CNN Indonesia | Selasa, 11/12/2018 17:11 WIB
Rupiah Loyo Lagi Terimbas Anjloknya Bursa Saham Global Nilai tukar rupiah. (CNN Indonesia/Safir Makki)
Jakarta, CNN Indonesia -- Nilai tukar rupiah berada di posisi Rp14.607 per dolar Amerika Serikat (AS) pada perdagangan pasar spot sore ini, Selasa (11/12). Posisi ini melemah 54 poin atau 0,37 persen dari kemarin sore, Senin (10/12) di Rp14.515 per dolar AS.

Sementara kurs referensi Bank Indonesia (BI), Jakarta Interbank Spot Dollar Rate (Jisdor) menempatkan rupiah di posisi Rp14.613 per dolar AS atau melemah dari kemarin di posisi Rp14.517 per dolar AS.

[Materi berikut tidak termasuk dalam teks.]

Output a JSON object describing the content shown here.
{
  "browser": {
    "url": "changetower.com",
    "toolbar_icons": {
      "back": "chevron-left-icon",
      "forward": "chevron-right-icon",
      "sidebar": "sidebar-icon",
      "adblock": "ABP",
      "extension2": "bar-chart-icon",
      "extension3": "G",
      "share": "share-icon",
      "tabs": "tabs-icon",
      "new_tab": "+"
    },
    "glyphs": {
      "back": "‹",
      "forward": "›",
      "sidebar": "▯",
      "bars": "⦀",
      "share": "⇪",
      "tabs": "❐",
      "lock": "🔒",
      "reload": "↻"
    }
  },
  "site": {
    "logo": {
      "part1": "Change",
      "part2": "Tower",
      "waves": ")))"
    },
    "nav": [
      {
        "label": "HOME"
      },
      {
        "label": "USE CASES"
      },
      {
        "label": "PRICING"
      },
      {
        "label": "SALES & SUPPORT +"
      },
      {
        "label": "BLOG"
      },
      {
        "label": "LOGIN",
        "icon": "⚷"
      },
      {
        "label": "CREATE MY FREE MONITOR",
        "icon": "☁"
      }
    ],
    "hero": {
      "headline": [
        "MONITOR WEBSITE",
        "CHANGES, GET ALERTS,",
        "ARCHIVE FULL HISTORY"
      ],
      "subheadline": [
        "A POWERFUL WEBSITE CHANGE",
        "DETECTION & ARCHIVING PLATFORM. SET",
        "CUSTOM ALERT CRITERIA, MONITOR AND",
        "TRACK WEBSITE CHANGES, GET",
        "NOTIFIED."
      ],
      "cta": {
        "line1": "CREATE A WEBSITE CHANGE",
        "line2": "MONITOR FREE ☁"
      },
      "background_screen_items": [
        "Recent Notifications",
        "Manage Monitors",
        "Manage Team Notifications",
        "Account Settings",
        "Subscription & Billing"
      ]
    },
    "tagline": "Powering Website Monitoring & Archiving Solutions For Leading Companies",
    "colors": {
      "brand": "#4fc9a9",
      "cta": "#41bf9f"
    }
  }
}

Di kawasan Asia, rupiah melemah bersama mayoritas mata uang lainnya, seperti rupee India sebesar 0,68 persen, ringgit Malaysia 0,31 persen, won Korea Selatan 0,28 persen, dan peso Filipina 0,01 persen.


Sementara dolar Hong Kong stagnan. Sedangkan dolar Singapura menguat 0,09 persen, renminbi China naik 0,13 persen, yen Jepang menguat 0,25 persen, dan baht Thailand menguat 0,29 persen.

Sebaliknya, mayoritas mata uang utama negara maju justru menguat dari dolar AS. Poundsterling Inggris menguat 0,5 persen, franc Swiss 0,36 persen, rubel Rusia 0,35 persen, euro Eropa 0,24 persen, dan dolar Australia 0,17 persen. Hanya dolar Kanada yang melemah 0,11 persen.

Analis Monex Investindo Dini Nurhadi Yasyi mengatakan rupiah kembali melemah karena ada sentimen negatif berupa kekhawatiran perlambatan ekonomi dunia yang kembali muncul. Sentimen ini muncul lagi karena bursa saham global kembali anjlok.


Selain itu, kekhawatiran muncul lagi lantaran hubungan perdagangan antara AS dan China belum juga menemukan titik terang. Tak ketinggalan, imbal hasil (yield) surat utang AS, US Treasury Bond juga kembali melemah.

"Sebenarnya kekhawatiran terhadap ekonomi global bisa menjadi sentimen negatif untuk dolar AS, tapi juga sekaligus melemahkan rupiah," ujar Dini kepada CNNIndonesia.com, Selasa (11/12).

Di sisi lain, ada sentimen pengambilan suara parlemen Inggris terkait proposal keluarnya pemerintahan dari zona Eropa (Britania Exit/Brexit). "Hal ini membuat pasar wait and see," pungkasnya.